Bahl explains that despite long-distance being hard because she cannot see her boyfriend for long periods of time, “the hard part isn’t staying together.” Because both schools operate on different systems (Bahl on the quarter system and Modi on semesters), they do not often have the same breaks. Bahl finds that maintaining their relationship is not as hard as not being able to see him. The pair plan virtual date nights, in which they watch Netflix and frequently FaceTime each other to stay connected.
“We try to do whatever we can to stay engaged with one another without being able to see each other,” Bahl said. “I feel even more appreciative of him and it makes it more exciting when I do get to see him during breaks.”
Seniors Syd Stevens and Nerea Northrop, who have been dating since July 2021, have decided that they do not want to have a long-distance relationship when they get to college. Instead, they plan to break up before leaving.

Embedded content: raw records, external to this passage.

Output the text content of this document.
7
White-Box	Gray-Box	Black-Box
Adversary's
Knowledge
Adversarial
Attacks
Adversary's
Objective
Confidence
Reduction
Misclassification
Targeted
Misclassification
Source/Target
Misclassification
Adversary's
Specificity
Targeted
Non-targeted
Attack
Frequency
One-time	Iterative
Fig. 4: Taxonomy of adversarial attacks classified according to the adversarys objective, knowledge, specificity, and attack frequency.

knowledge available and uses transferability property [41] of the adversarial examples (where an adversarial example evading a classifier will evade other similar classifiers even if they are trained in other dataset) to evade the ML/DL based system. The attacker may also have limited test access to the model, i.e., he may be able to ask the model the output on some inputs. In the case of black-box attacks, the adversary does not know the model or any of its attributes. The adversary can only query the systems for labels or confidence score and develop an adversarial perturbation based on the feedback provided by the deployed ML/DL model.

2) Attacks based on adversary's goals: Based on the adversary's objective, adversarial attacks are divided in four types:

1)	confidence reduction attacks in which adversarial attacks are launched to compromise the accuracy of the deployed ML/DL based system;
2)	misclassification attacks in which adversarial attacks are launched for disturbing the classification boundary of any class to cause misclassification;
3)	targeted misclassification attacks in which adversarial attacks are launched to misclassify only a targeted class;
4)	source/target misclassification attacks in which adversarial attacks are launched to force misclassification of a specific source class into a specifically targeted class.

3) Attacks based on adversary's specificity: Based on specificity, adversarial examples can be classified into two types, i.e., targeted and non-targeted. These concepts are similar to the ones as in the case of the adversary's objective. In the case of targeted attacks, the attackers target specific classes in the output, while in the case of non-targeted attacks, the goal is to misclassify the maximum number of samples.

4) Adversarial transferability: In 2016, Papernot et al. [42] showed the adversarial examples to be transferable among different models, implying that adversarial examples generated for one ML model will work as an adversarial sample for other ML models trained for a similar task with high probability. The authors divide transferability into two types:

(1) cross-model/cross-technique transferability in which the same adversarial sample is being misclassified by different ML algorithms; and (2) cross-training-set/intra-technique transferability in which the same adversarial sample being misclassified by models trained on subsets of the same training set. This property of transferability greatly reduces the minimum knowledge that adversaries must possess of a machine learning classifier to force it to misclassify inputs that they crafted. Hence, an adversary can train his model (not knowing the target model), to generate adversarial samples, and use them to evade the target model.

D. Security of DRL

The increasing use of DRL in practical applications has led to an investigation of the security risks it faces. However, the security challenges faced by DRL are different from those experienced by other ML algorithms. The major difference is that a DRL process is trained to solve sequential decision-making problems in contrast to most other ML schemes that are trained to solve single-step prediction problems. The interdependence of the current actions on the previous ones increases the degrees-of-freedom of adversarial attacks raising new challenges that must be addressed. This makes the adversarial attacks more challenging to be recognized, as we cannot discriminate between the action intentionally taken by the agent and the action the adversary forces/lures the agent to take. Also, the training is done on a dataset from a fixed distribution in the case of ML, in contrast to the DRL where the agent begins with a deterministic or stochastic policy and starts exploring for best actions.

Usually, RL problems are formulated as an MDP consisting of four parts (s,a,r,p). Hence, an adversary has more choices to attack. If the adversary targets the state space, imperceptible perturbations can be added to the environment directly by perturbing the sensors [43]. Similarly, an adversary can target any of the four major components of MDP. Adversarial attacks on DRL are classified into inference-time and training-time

“It’s gonna be hard because we both love each other,” Northrop said. “And we’re gonna continue to love each other. But we kind of decided that in order to preserve our relationship, the best thing to do would be to break up rather than to stay together.”
Stevens explains that neither of the two wants to transition to a long-distance relationship, because “both of our love languages are quality time and physical touch.” She explained that long-distance would “hurt a lot” because they would not be “able to see each other or hug each other..” They feel that being in college “will kind of be like being reborn.”
“I had this friend who went to college with his girlfriend,” Stevens said. “And they ended up breaking up, and he had no friends. And I think that’s really scary to be in a place with no friends. So I want to be my own person and go into college an independent person. And that’s kind of exciting.”
On the other hand, Bahl believes that, although she was initially scared of her college life being impacted by her relationship, she has had no trouble making friends and meeting new people.
“I feel like a lot of people think that you shouldn’t go into college with a relationship because then you don’t experience college enough,” Bahl said. “But I’ve gotten to meet so many amazing people. I’ve had so many cool experiences and memories that I’ve made while still being in a relationship.”
Ultimately, Northrop and Stevens both believe breaking up is the best decision. Stevens believes breaking up is in both of their interests “as girlfriends and as friends,” and while they still want to talk to Northrop as a friend, breaking up would be the best way to preserve their positive relationship. Northrop agrees, also explaining that she hopes to get back together after college.
“If we were doing long-distance, we would feel like we weren’t getting what we needed from it,” Northrop said. “And it sucks so bad because we love each other so much, and it’s going to kill me [to break up]. I’m just hoping that since we love each other, it’ll continue at some point after college. But we really don’t know what’s going to happen, but even if we don’t [get back together] I always want to have a relationship with her and I always want to be best friends.”